Hundreds of private stations went on the air, like Echo Moscow. It was started by a group of journalists and came into its own during the 1991 coup.

"It broadcast the real news as it was happening, as opposed to the government station which was broadcasting what the putschists wanted," says Russian journalist Andrei Zolotov.

That helped turn Echo Moscow into one of Russia's leading stations and taught the international broadcasters a lesson. If local radio can provide balanced, fair information, people tend to tune out shortwave. Some international broadcasters, like the BBC, have started new language services and boosted audiences. Others have put their energies into teaching basic journalistic standards to help build the kind of independent local press organizations that nurture democracy.

"A lot of these countries place a great emphasis on journalistic training and seminars as part of the programming exchange," says Betty Tseu, VOA marketing officer for the East Asia region. In Vietnam and Cambodia, the VOA lags in rebroadcast stations, in part because of the political situation (which thawed when the US and Vietnam reopened diplomatic ties this summer) but also because of a lack of training resources.

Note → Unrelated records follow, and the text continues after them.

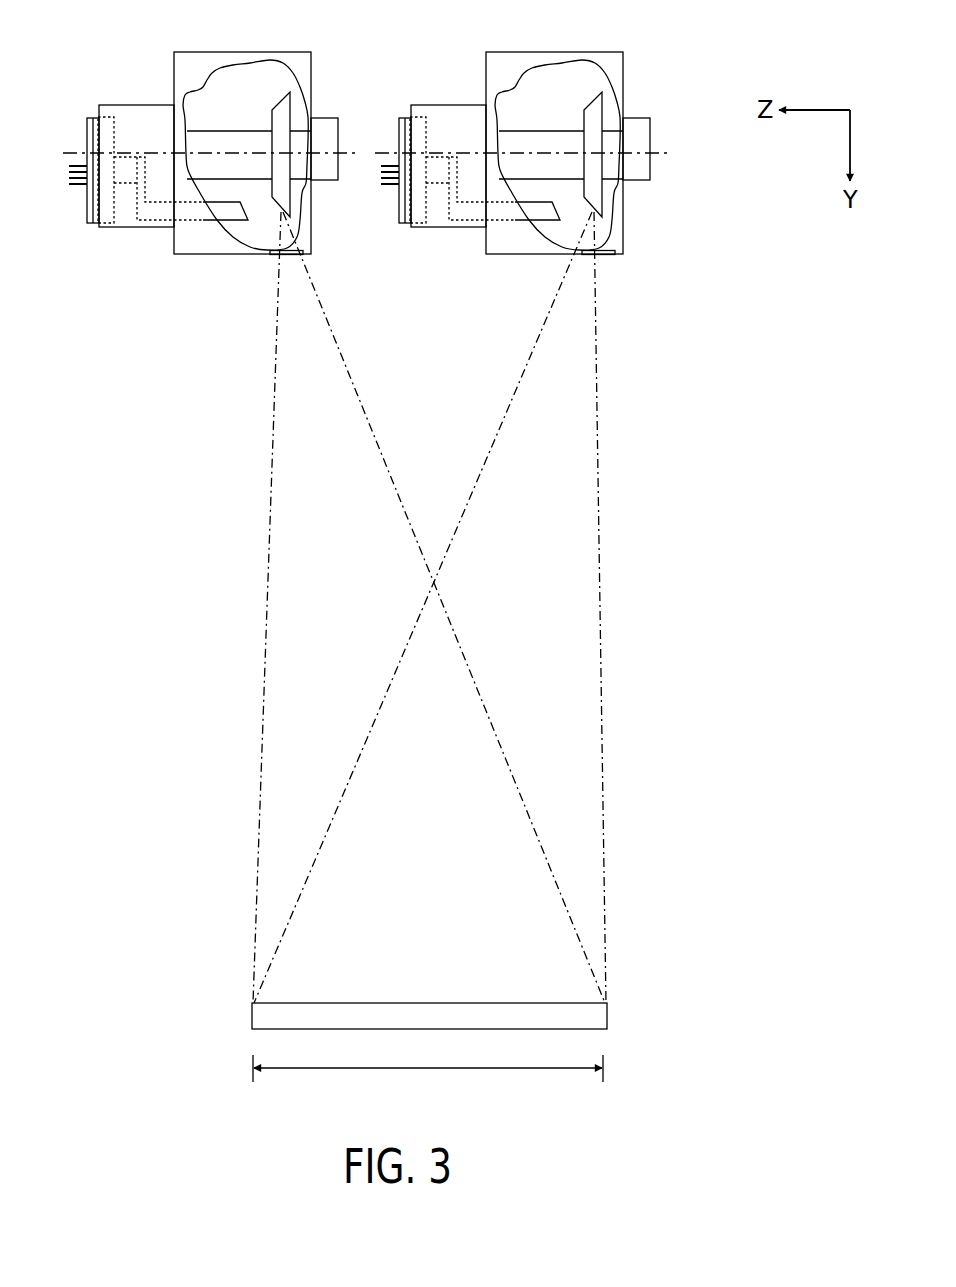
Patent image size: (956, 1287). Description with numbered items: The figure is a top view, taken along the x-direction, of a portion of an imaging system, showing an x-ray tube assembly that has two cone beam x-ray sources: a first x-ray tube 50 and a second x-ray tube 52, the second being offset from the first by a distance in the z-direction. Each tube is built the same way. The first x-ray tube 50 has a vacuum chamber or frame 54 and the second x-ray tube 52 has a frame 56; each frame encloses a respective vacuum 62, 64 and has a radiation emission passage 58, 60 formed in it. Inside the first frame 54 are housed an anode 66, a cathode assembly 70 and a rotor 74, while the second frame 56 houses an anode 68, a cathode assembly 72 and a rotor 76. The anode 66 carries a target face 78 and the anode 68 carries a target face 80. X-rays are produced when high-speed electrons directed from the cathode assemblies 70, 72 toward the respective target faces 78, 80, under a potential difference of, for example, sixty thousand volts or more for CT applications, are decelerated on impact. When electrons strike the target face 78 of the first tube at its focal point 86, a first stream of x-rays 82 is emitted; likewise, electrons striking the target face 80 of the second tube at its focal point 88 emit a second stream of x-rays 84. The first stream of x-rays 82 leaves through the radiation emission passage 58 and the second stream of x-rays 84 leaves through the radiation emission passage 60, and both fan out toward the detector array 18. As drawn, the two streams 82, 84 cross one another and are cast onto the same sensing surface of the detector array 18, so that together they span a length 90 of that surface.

The detector array 18 is at (433, 1003).
The first x-ray tube 50 is at (102, 78).
The second x-ray tube 52 is at (410, 75).
The frame 54 is at (174, 83).
The frame 56 is at (486, 86).
The radiation emission passage 58 is at (273, 263).
The radiation emission passage 60 is at (602, 264).
The vacuum 62 is at (269, 87).
The vacuum 64 is at (582, 88).
The anode 66 is at (271, 118).
The anode 68 is at (583, 118).
The cathode assembly 70 is at (156, 176).
The cathode assembly 72 is at (466, 176).
The rotor 74 is at (323, 185).
The rotor 76 is at (635, 185).
The target face 78 is at (244, 122).
The target face 80 is at (556, 122).
The first stream of x-rays 82 is at (358, 423).
The second stream of x-rays 84 is at (591, 423).
The focal point 86 is at (271, 214).
The focal point 88 is at (583, 214).
The length 90 is at (412, 1068).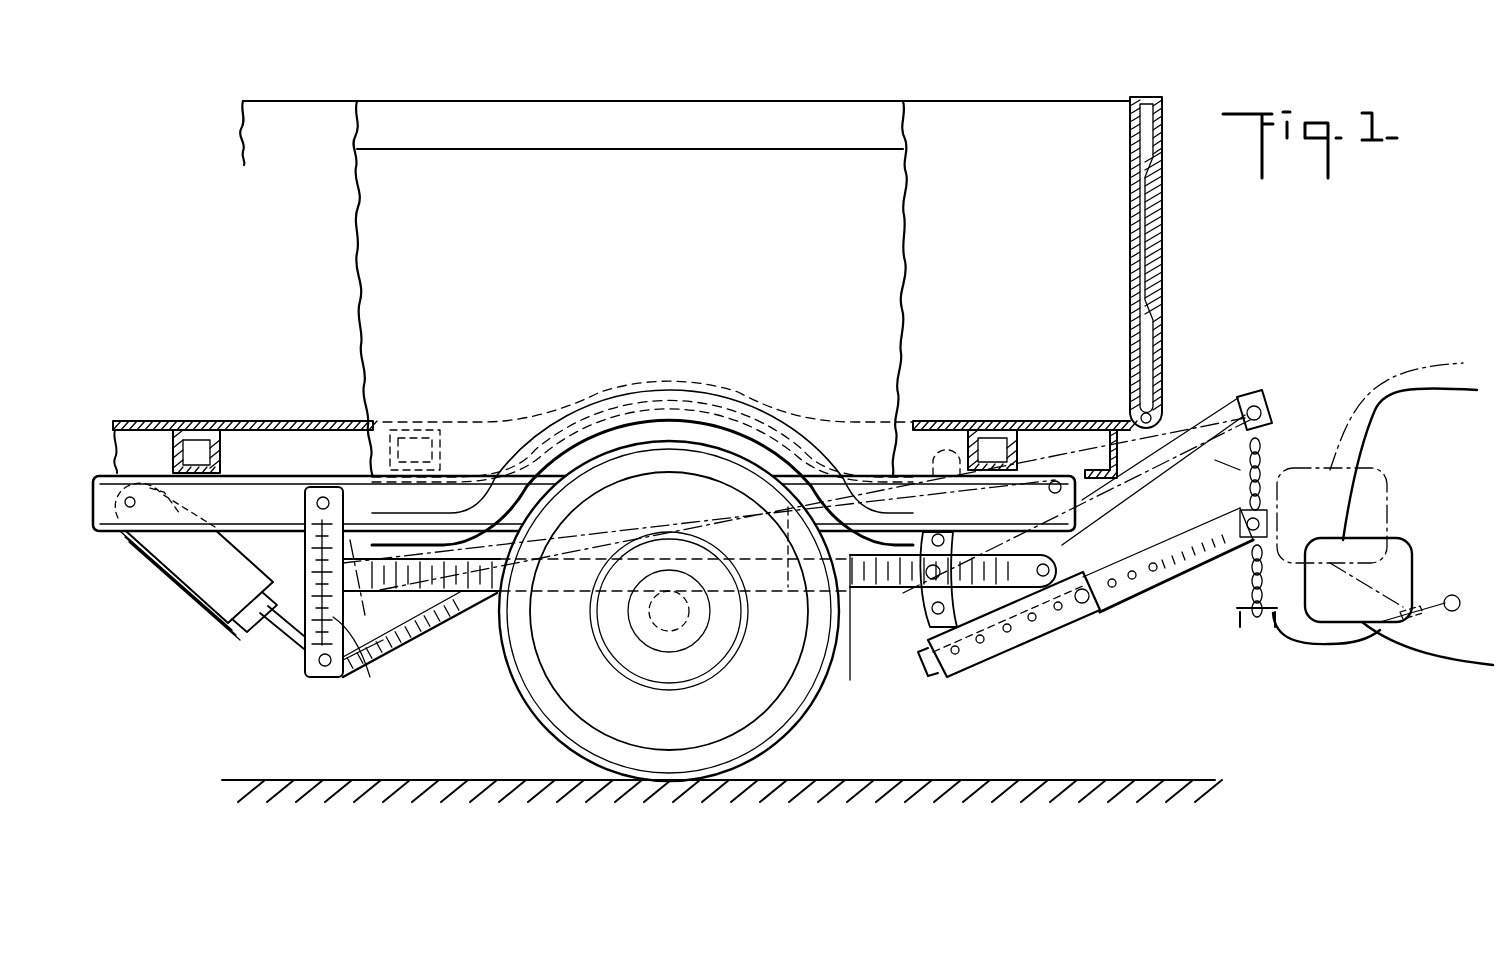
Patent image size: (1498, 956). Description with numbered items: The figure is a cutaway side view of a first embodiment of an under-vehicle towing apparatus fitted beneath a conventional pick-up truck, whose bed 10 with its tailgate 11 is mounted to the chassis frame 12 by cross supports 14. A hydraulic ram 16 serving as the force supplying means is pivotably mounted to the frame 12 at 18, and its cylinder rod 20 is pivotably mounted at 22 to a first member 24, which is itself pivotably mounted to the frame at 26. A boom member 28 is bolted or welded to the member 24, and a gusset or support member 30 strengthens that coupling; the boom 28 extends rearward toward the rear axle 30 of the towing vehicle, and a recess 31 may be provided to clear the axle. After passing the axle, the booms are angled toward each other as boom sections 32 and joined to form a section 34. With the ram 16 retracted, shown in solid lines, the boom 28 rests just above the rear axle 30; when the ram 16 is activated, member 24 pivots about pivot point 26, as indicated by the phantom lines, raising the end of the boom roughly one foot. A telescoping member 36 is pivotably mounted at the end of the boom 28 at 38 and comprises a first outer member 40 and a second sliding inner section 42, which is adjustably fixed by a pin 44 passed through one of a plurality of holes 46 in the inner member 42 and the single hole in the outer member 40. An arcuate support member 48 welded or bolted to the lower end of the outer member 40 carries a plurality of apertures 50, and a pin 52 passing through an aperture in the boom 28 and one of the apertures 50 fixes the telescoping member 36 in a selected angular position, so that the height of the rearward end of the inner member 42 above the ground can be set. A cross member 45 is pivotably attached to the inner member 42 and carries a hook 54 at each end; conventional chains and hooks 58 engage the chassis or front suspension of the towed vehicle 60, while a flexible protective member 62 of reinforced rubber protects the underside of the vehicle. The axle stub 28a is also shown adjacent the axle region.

The bed 10 is at (727, 125).
The tailgate 11 is at (1148, 255).
The frame 12 is at (443, 490).
The cross supports 14 is at (220, 440).
The hydraulic rams 16 is at (208, 597).
The pivot mounting of hydraulic rams 18 is at (130, 508).
The cylinder rod 20 is at (282, 638).
The pivot mounting of cylinder rod 22 is at (327, 666).
The first member 24 is at (383, 663).
The pivot point of first member 26 is at (323, 497).
The boom member 28 is at (438, 577).
The axle stub 28a is at (788, 590).
The gusset or support member / rear axle 30 is at (423, 623).
The recess 31 is at (666, 597).
The boom sections 32 is at (853, 640).
The section 34 is at (1003, 632).
The telescoping member 36 is at (1062, 642).
The pivot mounting of telescoping member 38 is at (1052, 571).
The first outer member 40 is at (974, 665).
The second sliding inner section 42 is at (1213, 458).
The pin 44 is at (1091, 602).
The cross member 45 is at (1258, 414).
The holes 46 is at (1135, 588).
The support member 48 is at (940, 627).
The apertures 50 is at (937, 608).
The pin 52 is at (928, 580).
The hook 54 is at (1262, 428).
The hooks 58 is at (1450, 596).
The towed vehicle 60 is at (1375, 495).
The flexible protective member 62 is at (1327, 642).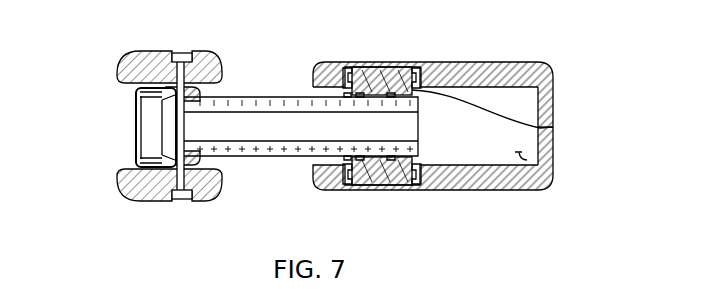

In China, however, which has recently allowed some commercial radio broadcasts, shortwave's balanced, comprehensive news is still so threatening that the regime routinely jams shortwave signals. Burma (Myanmar) also began jamming this summer after the BBC ran an interview with opposition leader Aung San Suu Kyi.

"The demand for shortwave is still high," says Graham Mytton, head of BBC audience research.

Amid all the change and fluctuation worldwide, international broadcasters are also having to fight for their budgets.

The BBC was level-funded this year, which translates into a 3 or 4 percent cut, after inflation. During the last two years the VOA has been slashed 20 percent, and Congress is looking to cut more.

"To make significant cuts in international broadcasting now would be the equivalent of disarming unilaterally in the information age," says Geoffrey Cowan, director of the VOA.

IRONICALLY, shortwave is enjoying a bit of a renaissance in the very industrialized countries that are cutting back.

The BBC's shortwave audience in the United States has increased by more than 100,000 since the Gulf war in 1991, bringing the total US audience to more than 1 million regular listeners (not including those who listen to BBC rebroadcasts on public radio). Some analysts credit the new digital shortwave radios that make scanning for channels as easy as pushing a button. BBC analysts see the same forces at work that motivate listeners worldwide.

"If people perceive that their local media isn't delivering what they want ..., people will hunt elsewhere for news," says Jerry Timmons, head of Region Americas for the BBC World Service. He sees a dearth of in-depth international news the US. "Particularly among the better-educated and professional classes there is a hunger to get as much information as they can," he says.

Digital technology promises to feed that hunger worldwide. The BBC and Swiss Radio International recently began broadcasting static-free digital audio by satellite. But its future is uncertain: The international community has not agreed on a uniform standard, and digital receivers are expensive.

For the foreseeable future, shortwave will remain the world's only truly global medium that can educate, inform, and - with its soothing voices - also comfort.